Its formal name is the 'Consumer Sentiment Index' and it's a survey dates back to 1946. It is designed to get a pulse on how people across the country feel about the economy.

According to the director of the survey; consumers tend to have a good idea of what is going on in the economy - and more importantly, where we are going.

Every month without fail, Joanne Hsu and her team at the University of Michigan are on a mission.

"There really is no substitute for just asking consumers and that’s what we do," said Hsu, director of the Survey of Consumers at U-M.

They find a diverse group of people, about 600 hundred of them, and get their answers to roughly 50 questions on the economy.

"We are really taking the pulse of how consumers feel about the economy," Hsu said.

She is continuing the work which started in 1946.  Back then it was done with face-to-face interviews. In the 1970s they moved to monthly surveys over the phone, now technology has changed that.

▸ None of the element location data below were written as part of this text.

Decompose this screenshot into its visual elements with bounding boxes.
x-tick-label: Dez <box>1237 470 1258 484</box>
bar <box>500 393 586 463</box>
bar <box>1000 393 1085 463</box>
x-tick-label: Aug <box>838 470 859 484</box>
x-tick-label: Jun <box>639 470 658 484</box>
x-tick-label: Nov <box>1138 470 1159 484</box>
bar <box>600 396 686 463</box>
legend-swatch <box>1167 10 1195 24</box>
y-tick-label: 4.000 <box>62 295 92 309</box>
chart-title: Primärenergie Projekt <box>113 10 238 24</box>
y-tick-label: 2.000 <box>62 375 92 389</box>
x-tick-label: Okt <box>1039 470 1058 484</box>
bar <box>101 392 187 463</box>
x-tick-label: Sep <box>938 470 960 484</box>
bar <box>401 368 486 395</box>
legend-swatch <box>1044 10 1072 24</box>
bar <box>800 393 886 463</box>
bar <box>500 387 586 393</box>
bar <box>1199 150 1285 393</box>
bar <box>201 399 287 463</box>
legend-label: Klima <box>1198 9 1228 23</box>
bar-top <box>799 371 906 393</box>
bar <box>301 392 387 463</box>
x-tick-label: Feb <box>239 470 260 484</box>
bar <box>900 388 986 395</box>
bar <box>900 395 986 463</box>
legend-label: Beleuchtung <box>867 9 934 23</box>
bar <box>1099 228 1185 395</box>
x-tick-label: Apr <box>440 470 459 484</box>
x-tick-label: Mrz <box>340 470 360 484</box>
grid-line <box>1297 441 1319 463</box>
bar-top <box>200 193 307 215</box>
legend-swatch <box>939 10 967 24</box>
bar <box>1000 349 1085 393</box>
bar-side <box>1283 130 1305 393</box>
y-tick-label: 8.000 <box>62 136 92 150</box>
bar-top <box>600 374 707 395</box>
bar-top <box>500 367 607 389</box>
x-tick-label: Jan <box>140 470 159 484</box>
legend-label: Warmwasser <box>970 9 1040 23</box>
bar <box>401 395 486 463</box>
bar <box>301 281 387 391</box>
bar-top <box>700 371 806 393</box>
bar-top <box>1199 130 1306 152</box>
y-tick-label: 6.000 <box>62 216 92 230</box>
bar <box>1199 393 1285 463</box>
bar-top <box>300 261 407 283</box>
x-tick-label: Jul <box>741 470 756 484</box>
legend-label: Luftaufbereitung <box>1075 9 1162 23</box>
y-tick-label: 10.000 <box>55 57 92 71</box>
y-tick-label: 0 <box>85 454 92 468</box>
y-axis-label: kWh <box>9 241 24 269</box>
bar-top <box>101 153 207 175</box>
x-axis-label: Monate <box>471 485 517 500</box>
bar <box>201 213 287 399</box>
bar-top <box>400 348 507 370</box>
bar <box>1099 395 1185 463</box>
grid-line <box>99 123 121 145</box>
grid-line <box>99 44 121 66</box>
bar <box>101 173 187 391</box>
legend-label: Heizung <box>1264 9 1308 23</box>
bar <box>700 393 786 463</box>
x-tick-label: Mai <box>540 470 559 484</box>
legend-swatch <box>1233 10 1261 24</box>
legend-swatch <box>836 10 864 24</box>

"Interviews are done over the web since that appears to be the way to reach people these days," she said.

And it's still done each and every month. But why do it and why ask the questions of average consumers?

"Consumer spending is about 2/3 of all output in this country," she said. "So the economy is going to go where the consumer is going."

And according to those asking the questions, the answers do matter.

"These are numbers that are watched very closely," Hsu said. "Policymakers watch them closely, folks in the private sector are using our data to generate models to make their production decisions for the future, or to make their economic forecasts for the future.

"And academics use it too, to see how people interact with the economy."

It might matter now, more than ever.

"This is critical for policymakers as they are trying to keep inflation under control," Hsu said.

Typically there are two areas of focus -  the current consumer sentiment, and where people think inflation is heading. This survey has a proven track record.

"Where people think inflation is going very closely tracks where inflation actually ends up going," Hsu said.

Timing is key, as we inch closer to an election. The questions will change and the answers tend to reflect a growing anxiety.

"Almost 20% of our consumers are putting a caveat on their responses," Hsu said. "Saying it depends on who is going to win the election."

As for who is asked to take part in this survey:

"People are randomly selected for this," said Hsu. "And we need a broad representation from across the country to get an accurate measurement. And policymakers are following closely, so this is a way for your voice to be heard."

The findings are actually published twice a month - once mid-month and a final report at the end of each month.

All the data is then available to the public on the University of Michigan's Survey of Consumer's webpage.